The number of South Koreans studying in China more than tripled to 62,855 last year from 18,267 in 2003, underlining a growing trend between the two Asian economies.
According to the South Korea’s Ministry of Education data, the current figure accounts for 26% of all South Koreans registered at foreign universities, closely following the US, which attracted 31%.
Although US remains the top choice for most South Korean students—US universities saw a 50% increase to 73,351 from 2003—Chinese education is appealing to undergraduates seeking to boost their prospective in an increasingly competitive employment market.
Korean employers are increasingly looking for graduates with experience in China, Asia’s largest economy and an important trading partner.
“It’s only the beginning in the shift in Korea’s appetite for education toward China from the US,” said Cho Jin Pyou, CEO of Seoul-based Wise Mentor, which provides education and career-path advice. “A flood of Korean students will follow companies going to China for jobs.”
A good grasp of the Chinese language, seen as advantage in South Korea’s job market, is also driving the influx of South Korean students. This also mirrors the expanding ties between the two nations, Bloomberg said.

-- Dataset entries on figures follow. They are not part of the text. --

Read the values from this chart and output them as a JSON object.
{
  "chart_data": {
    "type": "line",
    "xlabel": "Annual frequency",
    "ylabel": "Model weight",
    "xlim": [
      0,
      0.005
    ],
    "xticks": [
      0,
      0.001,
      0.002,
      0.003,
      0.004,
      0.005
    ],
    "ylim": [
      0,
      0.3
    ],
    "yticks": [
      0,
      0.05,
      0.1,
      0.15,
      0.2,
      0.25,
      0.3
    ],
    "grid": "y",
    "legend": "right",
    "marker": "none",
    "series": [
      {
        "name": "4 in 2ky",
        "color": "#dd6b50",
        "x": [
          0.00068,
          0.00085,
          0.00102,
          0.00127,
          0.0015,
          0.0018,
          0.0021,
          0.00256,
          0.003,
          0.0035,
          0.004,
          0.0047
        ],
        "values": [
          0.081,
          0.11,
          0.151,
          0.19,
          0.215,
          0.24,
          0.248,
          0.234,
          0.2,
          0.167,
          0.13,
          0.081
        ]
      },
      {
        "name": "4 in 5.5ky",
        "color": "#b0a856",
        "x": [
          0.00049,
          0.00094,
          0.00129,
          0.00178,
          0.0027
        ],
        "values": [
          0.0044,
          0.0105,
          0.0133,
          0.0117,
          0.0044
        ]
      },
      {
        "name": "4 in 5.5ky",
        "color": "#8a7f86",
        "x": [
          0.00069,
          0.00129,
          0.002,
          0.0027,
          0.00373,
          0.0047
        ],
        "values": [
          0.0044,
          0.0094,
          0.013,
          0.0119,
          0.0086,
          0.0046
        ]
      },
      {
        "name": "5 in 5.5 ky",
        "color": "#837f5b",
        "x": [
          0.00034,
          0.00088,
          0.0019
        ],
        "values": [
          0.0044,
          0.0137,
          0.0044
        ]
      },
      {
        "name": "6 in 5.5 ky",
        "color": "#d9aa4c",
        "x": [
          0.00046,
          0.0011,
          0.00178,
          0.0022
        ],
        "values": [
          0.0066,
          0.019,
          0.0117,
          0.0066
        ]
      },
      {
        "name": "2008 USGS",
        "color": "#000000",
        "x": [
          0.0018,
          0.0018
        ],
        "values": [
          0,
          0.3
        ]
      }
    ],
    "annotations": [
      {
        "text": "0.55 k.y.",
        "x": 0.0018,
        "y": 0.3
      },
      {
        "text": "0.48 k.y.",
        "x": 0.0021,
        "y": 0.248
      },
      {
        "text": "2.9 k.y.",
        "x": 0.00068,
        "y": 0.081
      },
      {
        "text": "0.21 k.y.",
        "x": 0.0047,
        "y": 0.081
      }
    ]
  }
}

“English has become such a common product now here that it can no longer guarantee a decent job,” said Cho.
“Studying in China offers another language skill and human network, a qualification that sells well to companies expanding their Asia businesses.”
In addition, Chinese tuition fees are more affordable than any other foreign education. An undergraduate study in China costs $3,500 a year, according to China’s University and College Admissions System.